Had they touched? Even just a hand to the arm or the shoulder, even that? He remembers it so.

"We won't be gone long. And Peter's not going, you know, you won't be alone."

And already he felt alone. Yes, Sirius's hand on his arm. And he'd turned full towards him and he'd wrapped himself in him, and he'd noticed how strong his arms were. (Remus is the type of boy who notices how strong another boy's arms are.)

Sirius's whisper. "It's okay." How he'd dared to be comforting. "It will be okay. It will be okay. It will…it will…"

Voice trailing. Lips closer. Later, they had not spoken of it. Later, busy train station, James already yelling, come on mate come on, their gazes had caught, snagged, one on the other's and his breath had snagged, caught and he couldn't uncatch it.

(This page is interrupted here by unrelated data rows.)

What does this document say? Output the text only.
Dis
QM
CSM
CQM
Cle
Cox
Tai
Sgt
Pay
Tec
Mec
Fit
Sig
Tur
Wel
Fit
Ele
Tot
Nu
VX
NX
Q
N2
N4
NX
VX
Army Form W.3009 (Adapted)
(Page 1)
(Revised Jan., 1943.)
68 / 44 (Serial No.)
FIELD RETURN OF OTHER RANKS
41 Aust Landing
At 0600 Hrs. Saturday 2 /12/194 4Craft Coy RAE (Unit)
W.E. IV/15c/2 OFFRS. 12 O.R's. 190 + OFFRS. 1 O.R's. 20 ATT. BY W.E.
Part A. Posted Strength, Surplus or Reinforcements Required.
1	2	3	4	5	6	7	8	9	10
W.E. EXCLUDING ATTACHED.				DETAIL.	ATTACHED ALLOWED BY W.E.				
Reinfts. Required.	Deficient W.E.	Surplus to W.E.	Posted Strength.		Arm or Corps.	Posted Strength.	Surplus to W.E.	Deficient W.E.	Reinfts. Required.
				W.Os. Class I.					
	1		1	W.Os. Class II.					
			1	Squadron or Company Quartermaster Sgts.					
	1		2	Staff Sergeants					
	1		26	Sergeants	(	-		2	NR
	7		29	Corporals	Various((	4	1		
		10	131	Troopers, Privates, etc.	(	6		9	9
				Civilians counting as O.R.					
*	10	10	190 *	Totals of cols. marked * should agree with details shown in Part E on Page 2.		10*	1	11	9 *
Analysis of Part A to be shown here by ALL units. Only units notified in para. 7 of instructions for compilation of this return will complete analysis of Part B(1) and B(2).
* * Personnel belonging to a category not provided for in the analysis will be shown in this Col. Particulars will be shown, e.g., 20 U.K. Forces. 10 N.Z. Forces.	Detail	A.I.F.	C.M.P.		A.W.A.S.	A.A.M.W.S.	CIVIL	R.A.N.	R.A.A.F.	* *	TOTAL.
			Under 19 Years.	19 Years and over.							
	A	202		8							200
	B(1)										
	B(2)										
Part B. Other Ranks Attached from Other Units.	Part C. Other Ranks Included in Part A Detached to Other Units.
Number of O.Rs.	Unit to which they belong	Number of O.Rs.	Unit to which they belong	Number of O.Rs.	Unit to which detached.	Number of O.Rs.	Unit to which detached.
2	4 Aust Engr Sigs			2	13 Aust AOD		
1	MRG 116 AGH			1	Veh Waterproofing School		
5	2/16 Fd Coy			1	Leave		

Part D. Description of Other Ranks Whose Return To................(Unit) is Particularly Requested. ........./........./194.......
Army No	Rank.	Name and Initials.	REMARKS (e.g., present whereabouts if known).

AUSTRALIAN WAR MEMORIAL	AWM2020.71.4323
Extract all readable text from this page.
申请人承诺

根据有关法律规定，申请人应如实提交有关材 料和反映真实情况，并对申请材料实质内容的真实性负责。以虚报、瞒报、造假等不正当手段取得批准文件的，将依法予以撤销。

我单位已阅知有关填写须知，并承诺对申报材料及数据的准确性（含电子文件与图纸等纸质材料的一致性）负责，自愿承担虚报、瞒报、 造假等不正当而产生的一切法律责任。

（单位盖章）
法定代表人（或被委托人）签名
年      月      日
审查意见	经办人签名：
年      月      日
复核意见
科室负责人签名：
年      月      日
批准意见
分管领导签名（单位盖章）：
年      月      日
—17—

There had been letters. Sent through Muggle post. A seventeenth birthday, a telegram. When James came home, he stayed in a Muggle hospital. The nurses say, poor boy, only 20 years old, and Peter sputters outloud to hear them, and Remus punches him, and tells him to learn some discretion. But James, tired and pale against the hospital sheets, doesn't care. "Let them think I'm 50," he says. "It's how I feel."

"At least he's home, now," Peter says later, as they splash through the street puddles. But Remus can't answer. He's preparing himself to see Sirius, preparing and preparing and preparing, but when the war ends, finally, and he comes home, finally, the injuries he carries aren't the type Remus was expecting.